Bypassing legislators, a Brazilian judicial panel ruled last year that gays could not be denied marriage licenses, effectively legalizing the unions. The ruling is being challenged and congress may yet rescind or modify it.

Some form of civil union are legal in Colombia and Ecuador. Chile's lower congressional chamber currently is debating a senate-approved “life partnership agreement,” a form of civil union.

Outside Mexico City, gay marriages have been recognized as legal since 2011 in Quintana Roo, the state on the Caribbean coast of the Yucatan Peninsula that includes Cancun.

Three other states, including Jalisco, of which Guadalajara is the capital, allow civil unions. A federal court in late 2012 ruled that Oaxaca state's vague legislation rendered the marriages of three gay couples legal.

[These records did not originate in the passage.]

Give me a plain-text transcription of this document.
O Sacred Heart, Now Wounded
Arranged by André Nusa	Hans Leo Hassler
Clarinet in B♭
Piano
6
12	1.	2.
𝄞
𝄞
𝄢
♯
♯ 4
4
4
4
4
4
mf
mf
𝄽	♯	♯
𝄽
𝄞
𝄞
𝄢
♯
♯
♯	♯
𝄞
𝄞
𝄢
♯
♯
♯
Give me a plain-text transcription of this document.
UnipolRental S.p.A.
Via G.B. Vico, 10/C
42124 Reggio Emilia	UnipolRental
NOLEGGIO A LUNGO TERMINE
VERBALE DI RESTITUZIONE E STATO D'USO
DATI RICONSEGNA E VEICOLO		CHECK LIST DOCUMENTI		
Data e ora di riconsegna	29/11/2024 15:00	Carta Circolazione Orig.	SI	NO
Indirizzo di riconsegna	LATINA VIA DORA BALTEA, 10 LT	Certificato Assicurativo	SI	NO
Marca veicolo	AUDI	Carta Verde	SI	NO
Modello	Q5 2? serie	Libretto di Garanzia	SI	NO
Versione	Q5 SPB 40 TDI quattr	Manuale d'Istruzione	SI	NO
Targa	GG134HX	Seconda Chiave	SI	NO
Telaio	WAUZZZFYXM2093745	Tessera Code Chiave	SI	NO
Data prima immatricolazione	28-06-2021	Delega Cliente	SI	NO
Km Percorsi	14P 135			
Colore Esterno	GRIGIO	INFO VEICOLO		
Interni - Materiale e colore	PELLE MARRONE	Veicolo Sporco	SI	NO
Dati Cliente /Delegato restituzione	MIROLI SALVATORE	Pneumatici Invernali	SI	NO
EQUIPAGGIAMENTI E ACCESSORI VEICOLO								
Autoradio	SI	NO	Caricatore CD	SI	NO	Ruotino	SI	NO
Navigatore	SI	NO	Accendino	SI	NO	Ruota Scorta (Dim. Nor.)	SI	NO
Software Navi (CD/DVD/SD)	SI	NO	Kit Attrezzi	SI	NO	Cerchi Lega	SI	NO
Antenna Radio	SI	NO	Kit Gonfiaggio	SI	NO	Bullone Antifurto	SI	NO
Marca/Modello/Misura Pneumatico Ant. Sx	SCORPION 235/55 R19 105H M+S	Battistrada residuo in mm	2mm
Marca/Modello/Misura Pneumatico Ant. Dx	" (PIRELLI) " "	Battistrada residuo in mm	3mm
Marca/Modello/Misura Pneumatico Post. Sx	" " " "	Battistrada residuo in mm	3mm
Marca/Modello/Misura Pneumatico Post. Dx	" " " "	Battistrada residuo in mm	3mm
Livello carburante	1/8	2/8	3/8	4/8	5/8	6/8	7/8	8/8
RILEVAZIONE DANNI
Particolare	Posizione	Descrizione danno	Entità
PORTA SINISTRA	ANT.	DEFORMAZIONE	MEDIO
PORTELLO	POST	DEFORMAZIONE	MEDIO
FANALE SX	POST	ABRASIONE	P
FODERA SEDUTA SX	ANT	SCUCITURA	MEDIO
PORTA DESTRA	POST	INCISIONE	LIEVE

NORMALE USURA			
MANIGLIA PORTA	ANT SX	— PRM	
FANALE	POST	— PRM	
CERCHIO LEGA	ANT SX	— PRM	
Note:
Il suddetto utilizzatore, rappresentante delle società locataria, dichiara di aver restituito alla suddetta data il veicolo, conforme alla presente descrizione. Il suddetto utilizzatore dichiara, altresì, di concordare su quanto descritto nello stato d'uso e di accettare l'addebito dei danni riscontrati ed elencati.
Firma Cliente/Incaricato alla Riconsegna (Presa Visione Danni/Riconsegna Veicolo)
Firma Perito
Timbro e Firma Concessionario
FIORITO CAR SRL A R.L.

“We are recognizing realities," said Hector Maldonado, director of Mexico City's Civil Registry, which records marriages. "This is a defense of the freedom of expression, the freedom to love.

"The changes here make it clear that people have to push for their rights," he said. "Now they have to push it in the states as well."

Such attitudes remain well ahead of the average citizens. But one nationwide poll revealed last year that a slight majority of Mexicans now at least don’t opposed gay marriage or civil unions.

Public attitudes in part are shaped by religious leaders, which despite Pope Francis’ more conciliatory language, in Mexico have been almost uniformly hostile to same-sex unions in Mexico.

"Truly Mexico is suffering a lot of bad things, flu, violence, poverty, unemployement and together with these comes news of a bad and perverse law," Rivera, Mexico's highest-ranking Catholic clergyman, said when the gay marriage law was passed.

When the Supreme Court ruled that the capital’s marriages are valid nationwide, the prelate said that "de facto or supposedly legal unions between persons of the same sex are immoral, as they contradict the divine plan."

But, at least in key parts of the capital and other big cities, public opinion seems to be steadily shifting toward acceptance.

Mexico City's gay pride parade each June draws tens of thousands of marchers and thousands more spectators, including many families.

Gay men at times seem to own the Zona Rosa, or Pink Zone, which until the capital's disastrous 1985 earthquake was the city’s nightlife mecca.

Smooching same-sex couples have become common on the street and subway, where gay men often gravitate to the last car of the trains, far outnumbering straight riders.

Such public displays of affection seldom draw stares in this city of 9 million, even more rarely a public rebuke.

“It depends of course upon what part of the city you are in,” said Samuel Villanueva, a 29-year-old sales clerk, who strolled with his veterinarian partner through a recent lunchtime throng in the Zona Rosa, their arms across the small of one another's back.

“But there isn't so much discrimination any more,” Villanueva said. “There are gays in every family, in every neighborhood. People are starting to realize and accept that.”